AMD Microblaze V, and CPU diversity
Speaking of AMD! My colleague shared this product page:
The AMD MicroBlaze™ V processor is a soft-core RISC-V processor IP for AMD adaptive SoCs and FPGAs. The MicroBlaze V processor is based on a 32-bit RISC-V instruction set architecture (ISA).
These have likely been made for a while, but this is my first time hearing of them. Friggen cool, is my initial impression.
This is clearly a different market segment to desktop and mobile CPUs, but it’s still intersting to learn in the context of AMD delivering ARM chips as well. AMD have a perpetual licence to develop x86, but you’d think they’d have less to lose pivoting to other architectures as Intel would. It’s cool to imagine AMD being a trailblazing company making ARM and RISC-V hardware.

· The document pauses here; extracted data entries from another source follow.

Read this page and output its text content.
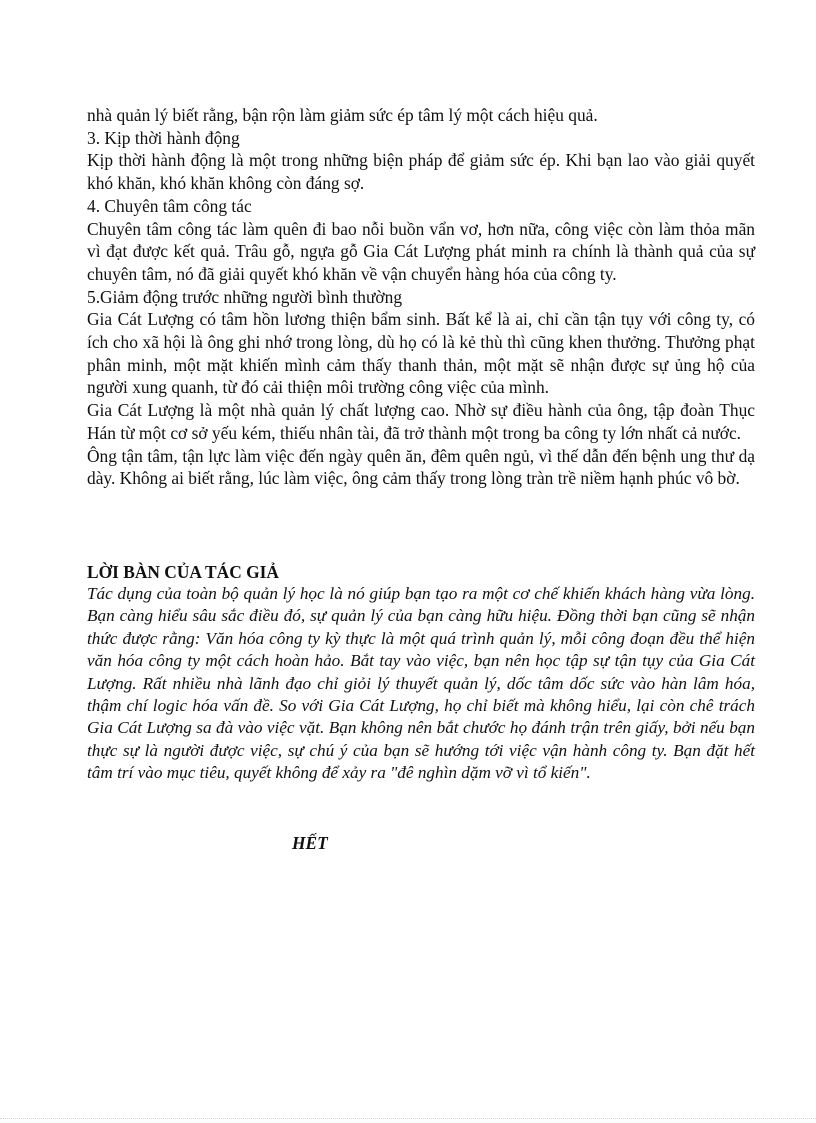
nhà quản lý biết rằng, bận rộn làm giảm sức ép tâm lý một cách hiệu quả.

3. Kịp thời hành động

Kịp thời hành động là một trong những biện pháp để giảm sức ép. Khi bạn lao vào giải quyết khó khăn, khó khăn không còn đáng sợ.

4. Chuyên tâm công tác

Chuyên tâm công tác làm quên đi bao nỗi buồn vẩn vơ, hơn nữa, công việc còn làm thỏa mãn vì đạt được kết quả. Trâu gỗ, ngựa gỗ Gia Cát Lượng phát minh ra chính là thành quả của sự chuyên tâm, nó đã giải quyết khó khăn về vận chuyển hàng hóa của công ty.

5.Giảm động trước những người bình thường

Gia Cát Lượng có tâm hồn lương thiện bẩm sinh. Bất kể là ai, chỉ cần tận tụy với công ty, có ích cho xã hội là ông ghi nhớ trong lòng, dù họ có là kẻ thù thì cũng khen thưởng. Thưởng phạt phân minh, một mặt khiến mình cảm thấy thanh thản, một mặt sẽ nhận được sự ủng hộ của người xung quanh, từ đó cải thiện môi trường công việc của mình.

Gia Cát Lượng là một nhà quản lý chất lượng cao. Nhờ sự điều hành của ông, tập đoàn Thục Hán từ một cơ sở yếu kém, thiếu nhân tài, đã trở thành một trong ba công ty lớn nhất cả nước.

Ông tận tâm, tận lực làm việc đến ngày quên ăn, đêm quên ngủ, vì thế dẫn đến bệnh ung thư dạ dày. Không ai biết rằng, lúc làm việc, ông cảm thấy trong lòng tràn trề niềm hạnh phúc vô bờ.

LỜI BÀN CỦA TÁC GIẢ

Tác dụng của toàn bộ quản lý học là nó giúp bạn tạo ra một cơ chế khiến khách hàng vừa lòng. Bạn càng hiểu sâu sắc điều đó, sự quản lý của bạn càng hữu hiệu. Đồng thời bạn cũng sẽ nhận thức được rằng: Văn hóa công ty kỳ thực là một quá trình quản lý, mỗi công đoạn đều thể hiện văn hóa công ty một cách hoàn hảo. Bắt tay vào việc, bạn nên học tập sự tận tụy của Gia Cát Lượng. Rất nhiều nhà lãnh đạo chỉ giỏi lý thuyết quản lý, dốc tâm dốc sức vào hàn lâm hóa, thậm chí logic hóa vấn đề. So với Gia Cát Lượng, họ chỉ biết mà không hiểu, lại còn chê trách Gia Cát Lượng sa đà vào việc vặt. Bạn không nên bắt chước họ đánh trận trên giấy, bởi nếu bạn thực sự là người được việc, sự chú ý của bạn sẽ hướng tới việc vận hành công ty. Bạn đặt hết tâm trí vào mục tiêu, quyết không để xảy ra "đê nghìn dặm vỡ vì tổ kiến".

HẾT
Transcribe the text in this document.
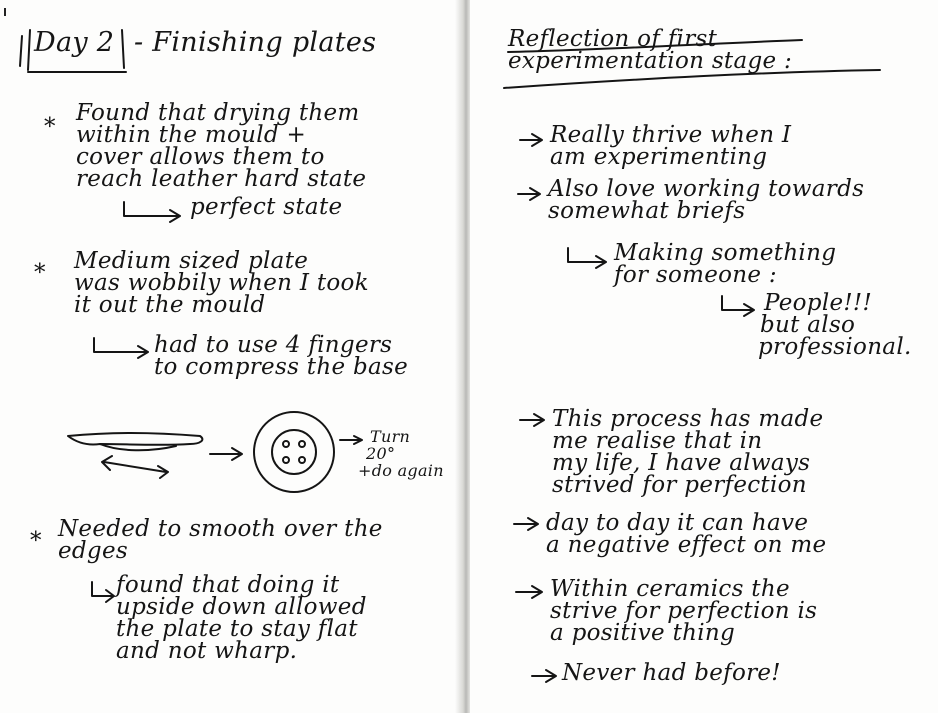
Day 2 - Finishing plates
*
Found that drying them
within the mould +
cover allows them to
reach leather hard state
perfect state
* Medium sized plate
was wobbily when I took
it out the mould
had to use 4 fingers
to compress the base
Turn
20°
+do again
* Needed to smooth over the
edges
found that doing it
upside down allowed
the plate to stay flat
and not wharp.
Reflection of first
experimentation stage :
Really thrive when I
am experimenting
Also love working towards
somewhat briefs
Making something
for someone :
People!!!
but also
professional.
This process has made
me realise that in
my life, I have always
strived for perfection
day to day it can have
a negative effect on me
Within ceramics the
strive for perfection is
a positive thing
Never had before!
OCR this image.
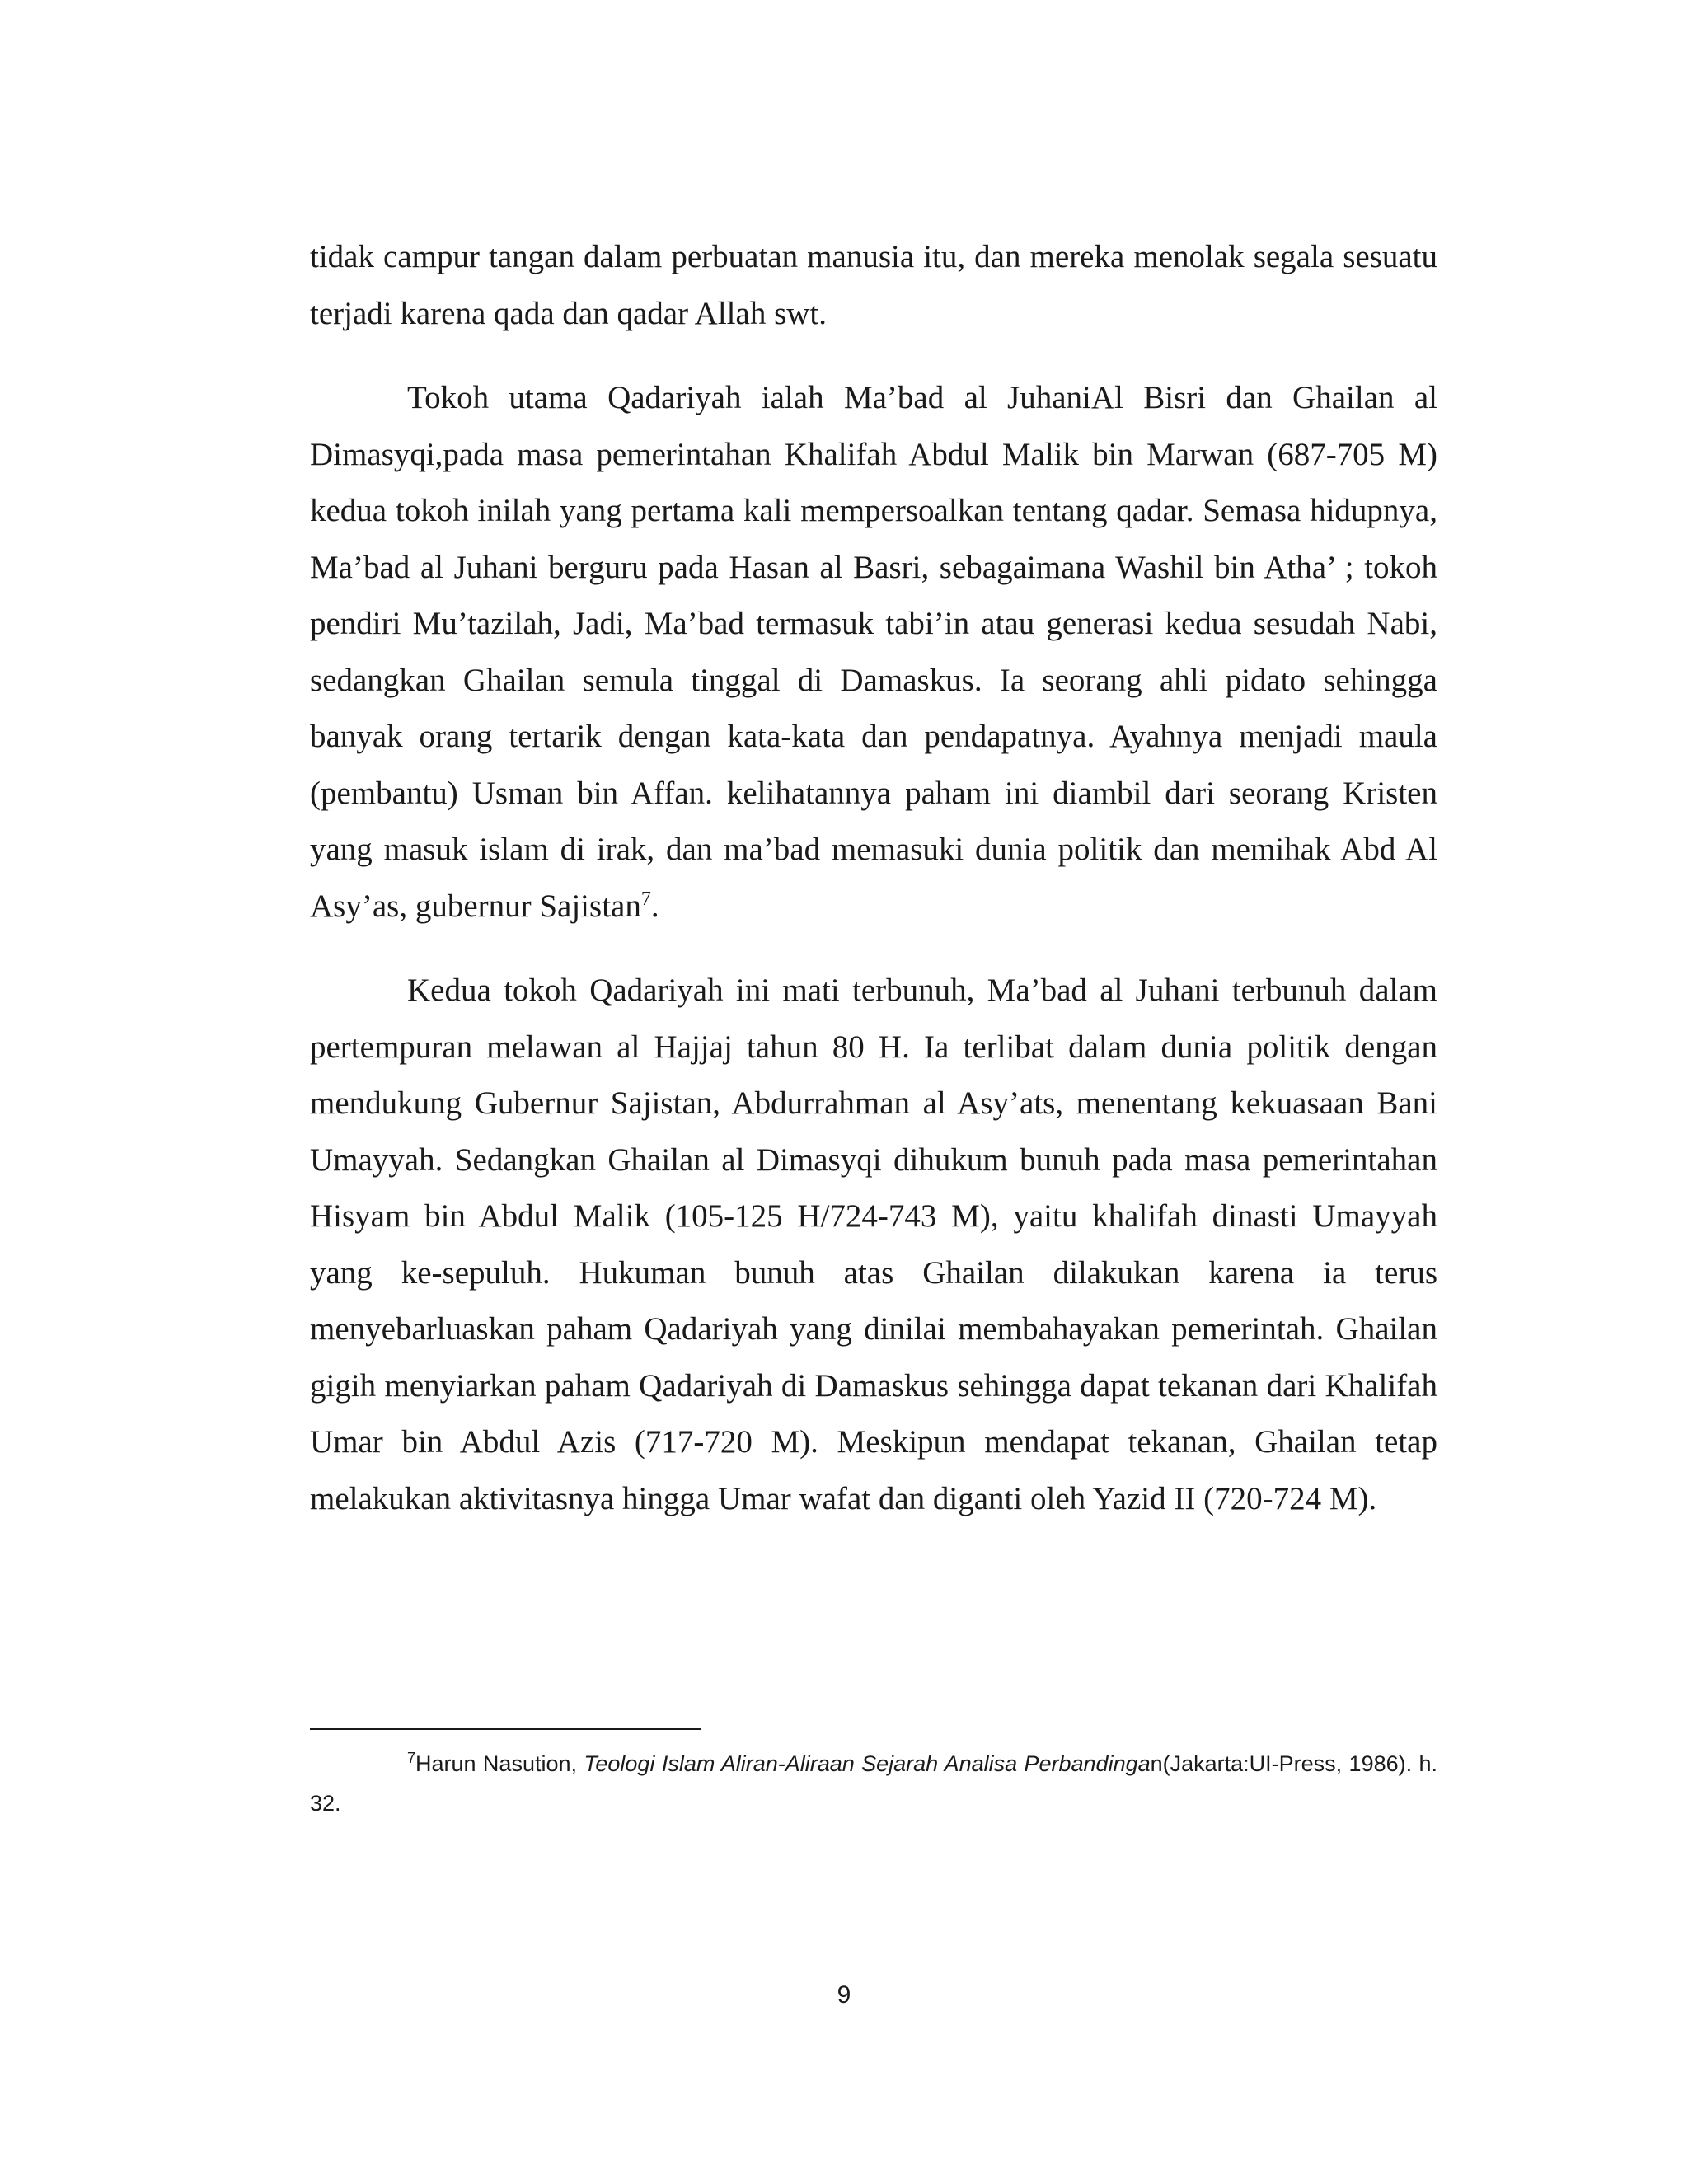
tidak campur tangan dalam perbuatan manusia itu, dan mereka menolak segala sesuatu terjadi karena qada dan qadar Allah swt.

Tokoh utama Qadariyah ialah Ma’bad al JuhaniAl Bisri dan Ghailan al Dimasyqi,pada masa pemerintahan Khalifah Abdul Malik bin Marwan (687-705 M) kedua tokoh inilah yang pertama kali mempersoalkan tentang qadar. Semasa hidupnya, Ma’bad al Juhani berguru pada Hasan al Basri, sebagaimana Washil bin Atha’ ; tokoh pendiri Mu’tazilah, Jadi, Ma’bad termasuk tabi’in atau generasi kedua sesudah Nabi, sedangkan Ghailan semula tinggal di Damaskus. Ia seorang ahli pidato sehingga banyak orang tertarik dengan kata-kata dan pendapatnya. Ayahnya menjadi maula (pembantu) Usman bin Affan. kelihatannya paham ini diambil dari seorang Kristen yang masuk islam di irak, dan ma’bad memasuki dunia politik dan memihak Abd Al Asy’as, gubernur Sajistan$^7$.

Kedua tokoh Qadariyah ini mati terbunuh, Ma’bad al Juhani terbunuh dalam pertempuran melawan al Hajjaj tahun 80 H. Ia terlibat dalam dunia politik dengan mendukung Gubernur Sajistan, Abdurrahman al Asy’ats, menentang kekuasaan Bani Umayyah. Sedangkan Ghailan al Dimasyqi dihukum bunuh pada masa pemerintahan Hisyam bin Abdul Malik (105-125 H/724-743 M), yaitu khalifah dinasti Umayyah yang ke-sepuluh. Hukuman bunuh atas Ghailan dilakukan karena ia terus menyebarluaskan paham Qadariyah yang dinilai membahayakan pemerintah. Ghailan gigih menyiarkan paham Qadariyah di Damaskus sehingga dapat tekanan dari Khalifah Umar bin Abdul Azis (717-720 M). Meskipun mendapat tekanan, Ghailan tetap melakukan aktivitasnya hingga Umar wafat dan diganti oleh Yazid II (720-724 M).

$^7$Harun Nasution, Teologi Islam Aliran-Aliraan Sejarah Analisa Perbandingan(Jakarta:UI-Press, 1986). h. 32.

9
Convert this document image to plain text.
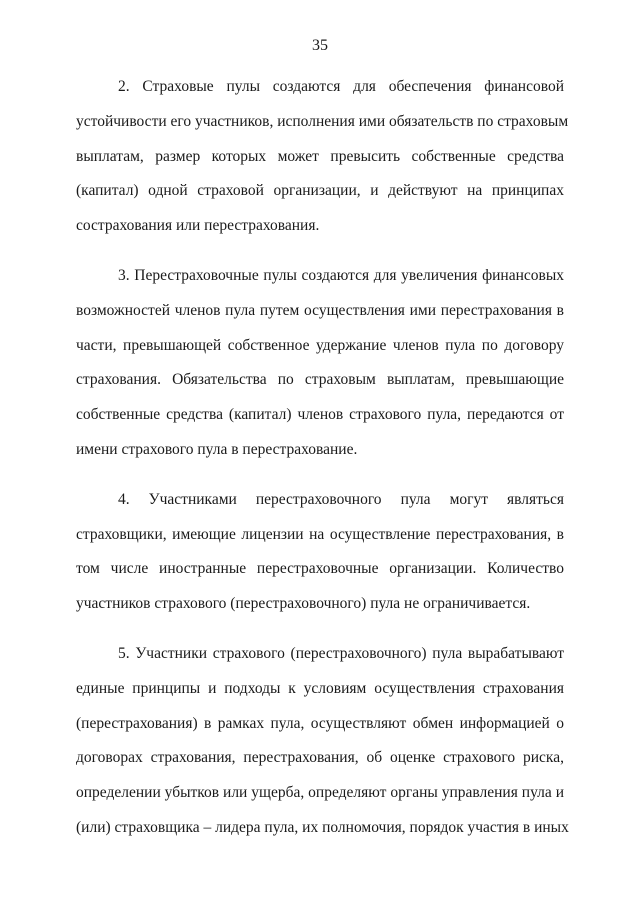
35
2. Страховые пулы создаются для обеспечения финансовой
устойчивости его участников, исполнения ими обязательств по страховым
выплатам, размер которых может превысить собственные средства
(капитал) одной страховой организации, и действуют на принципах
сострахования или перестрахования.
3. Перестраховочные пулы создаются для увеличения финансовых
возможностей членов пула путем осуществления ими перестрахования в
части, превышающей собственное удержание членов пула по договору
страхования. Обязательства по страховым выплатам, превышающие
собственные средства (капитал) членов страхового пула, передаются от
имени страхового пула в перестрахование.
4. Участниками перестраховочного пула могут являться
страховщики, имеющие лицензии на осуществление перестрахования, в
том числе иностранные перестраховочные организации. Количество
участников страхового (перестраховочного) пула не ограничивается.
5. Участники страхового (перестраховочного) пула вырабатывают
единые принципы и подходы к условиям осуществления страхования
(перестрахования) в рамках пула, осуществляют обмен информацией о
договорах страхования, перестрахования, об оценке страхового риска,
определении убытков или ущерба, определяют органы управления пула и
(или) страховщика – лидера пула, их полномочия, порядок участия в иных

AMD could be a recursive initialism for AMD Makes Diversity! And they could even bring Sailor V out of her 1990s retirement to help promote it!

Wait, she’s Sailor Vee, not Sailor Five. Mambo No… RISC?
If you’ll stop interrupting me, being fabless comes with its own risks and limitations: not least, being beholden to the same manufacturing processes and queues as your competition. But it does mean AMD would be able to migrate their flagship hardware more easily than Intel with their x86 fabs. Or so I’d think; I could be wrong.
Which leads me to don my nostalgia flatcap. I kid, I never take it off.
A decade ago I lamented the loss or niche relegation of SPARC, Alpha, POWER/PowerPC, MIPS, and plenty of others. IT used to be so cool with such diversity… and secure. And thanks to a common set of network protocols, it was entirely feasible, and perhaps even preferable, to have a mix. Think of a cool Sun machine running illumos on SPARC for your OpenZFS, and Alpha hosting some mythical open-source VMS for engineering tasks. Those days largely disappeared as x86/amd64 swallowed the world, and with it, our lives became that much less interesting.
It might be a bit much to hope for more than just x86 and ARM; whether a third player ends up being RISC-V or otherwise. Another colleague who wrote his own CPU architecture at uni might have thoughts.
That reminds me, I still have that Kickstarter RISC-V board that I’ve never got around to writing about. Sailor V wouldn’t shirk her responsibilities like that. She’d be too busy processing them.